CalJunket

Sunday, February 22, 2004

The Liberal ethos of merit and equal opportunity

Two things got me thinking about the philosophical underpinnings of modern Liberalism. One was an article by my favorite economics professor, Paul Krugman. The other was a CalStuff comment discussion where the Angry Clam was left stuck, unable to compute the arguments I was presenting him much like a stereotypical robot after being shown an unsolvable logic puzzle. Liberalism is based on the idea that merit should be the prime reason for advancement in a society, not luck.

Unlike conservobots, who assume that government intervention is the only source of unfairness, liberals understand that inequities can come from multiple sources. And let me be clear, by inequities I do not mean unequal income. If a person works hard and wisely, that person deserves more money than a person who is lazy and foolish. By inequity, I mean forces that reward or punish people randomly. For example, an inheritance from your super rich parents (say, one worth more than $675,000) is not deserved money in any sense. Basically, giant outsized inheritances are randomly assigned to a number of children born each year without any meaningful competition.

The founding fathers understood the problems with unearned wealth whether it be inheritance or the naturally outsized political influence of money. They had escaped a land of aristocracy and class privilege to a comparative paradise of equal opportunity and merit. They aimed to keep it that way and so, among other things, they instituted estate taxes (first at the state level and later on the federal). This ingenious means of ensuring fairness was noted by no less than Alexis De Tocqueville in his book Democracy in America.

The founding fathers didn’t have to deal with corporations or wild income disparities. If they did, you can be sure that they would have tried to mitigate the unfairness through collective action. It’s that tradition that modern day liberals are carrying forth. Whereas one of the first actions undertaken by our Republican government was to remove the estate tax (which at the time only applied to inheritances larger than $675,000) liberals are looking for ways to make sure corporations pay their fair share. While conservative thugs go to poor neighborhoods to intimidate people into not voting, Liberals are advocating expanding suffrage to former felons who have paid their debt to society. While Republicans in congress spend our children’s money on political pork, Liberals like Bill Clinton are advocating making good on our national debt.

Conservobots like the Angry Clam don’t understand what all the fuss is about.

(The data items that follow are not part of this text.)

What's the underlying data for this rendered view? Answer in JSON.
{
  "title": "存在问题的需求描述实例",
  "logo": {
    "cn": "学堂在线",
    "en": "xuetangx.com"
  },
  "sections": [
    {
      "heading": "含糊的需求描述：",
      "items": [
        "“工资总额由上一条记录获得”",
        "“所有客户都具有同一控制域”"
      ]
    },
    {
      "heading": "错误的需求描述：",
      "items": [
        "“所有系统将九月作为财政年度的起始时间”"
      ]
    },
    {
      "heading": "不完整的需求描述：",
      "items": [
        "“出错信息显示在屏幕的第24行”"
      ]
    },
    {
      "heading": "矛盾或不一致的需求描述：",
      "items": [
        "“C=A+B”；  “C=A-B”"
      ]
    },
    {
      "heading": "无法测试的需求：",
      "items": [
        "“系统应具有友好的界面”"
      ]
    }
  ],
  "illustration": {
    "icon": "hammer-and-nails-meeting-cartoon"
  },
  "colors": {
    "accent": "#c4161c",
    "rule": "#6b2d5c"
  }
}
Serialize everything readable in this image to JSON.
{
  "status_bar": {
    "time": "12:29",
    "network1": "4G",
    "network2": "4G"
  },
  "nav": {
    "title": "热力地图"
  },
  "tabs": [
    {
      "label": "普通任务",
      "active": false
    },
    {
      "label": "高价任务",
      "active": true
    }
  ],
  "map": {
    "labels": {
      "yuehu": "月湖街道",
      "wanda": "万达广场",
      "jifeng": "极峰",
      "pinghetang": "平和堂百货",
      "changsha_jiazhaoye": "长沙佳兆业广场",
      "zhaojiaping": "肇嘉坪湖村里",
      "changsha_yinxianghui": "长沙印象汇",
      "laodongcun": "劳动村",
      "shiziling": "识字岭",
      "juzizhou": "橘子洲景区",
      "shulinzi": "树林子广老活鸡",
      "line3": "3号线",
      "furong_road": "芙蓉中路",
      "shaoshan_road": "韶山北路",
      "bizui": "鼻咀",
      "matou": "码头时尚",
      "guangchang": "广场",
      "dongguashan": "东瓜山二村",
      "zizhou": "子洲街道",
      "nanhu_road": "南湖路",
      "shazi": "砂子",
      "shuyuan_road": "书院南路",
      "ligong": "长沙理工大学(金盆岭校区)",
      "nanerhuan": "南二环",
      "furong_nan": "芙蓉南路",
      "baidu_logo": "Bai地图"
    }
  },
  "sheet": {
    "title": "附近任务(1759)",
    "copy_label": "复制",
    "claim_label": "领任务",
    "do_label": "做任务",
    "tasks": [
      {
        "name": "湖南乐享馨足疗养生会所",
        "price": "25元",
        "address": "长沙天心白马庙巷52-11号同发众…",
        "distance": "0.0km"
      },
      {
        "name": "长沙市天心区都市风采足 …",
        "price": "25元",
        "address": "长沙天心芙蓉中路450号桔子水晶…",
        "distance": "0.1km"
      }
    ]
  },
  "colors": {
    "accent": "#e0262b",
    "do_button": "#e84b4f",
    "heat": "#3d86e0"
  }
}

What they get worked up about is some Mexican trying to make a better life for himself and his family. It never occurs to them that the very same concept of free trade that they say they believe tells us that an illegal washing their dishes is much less of a problem than a corporation using political influence to avoid paying its income taxes. But then, Conservobots aren’t like you or me. They can’t see what they aren’t programmed to see. Hell, they probably can’t even accept that Clinton’s economic boom was fuller and longer lasting than Reagan’s.

Update: posted the link to Krugman's essay I originally forgot.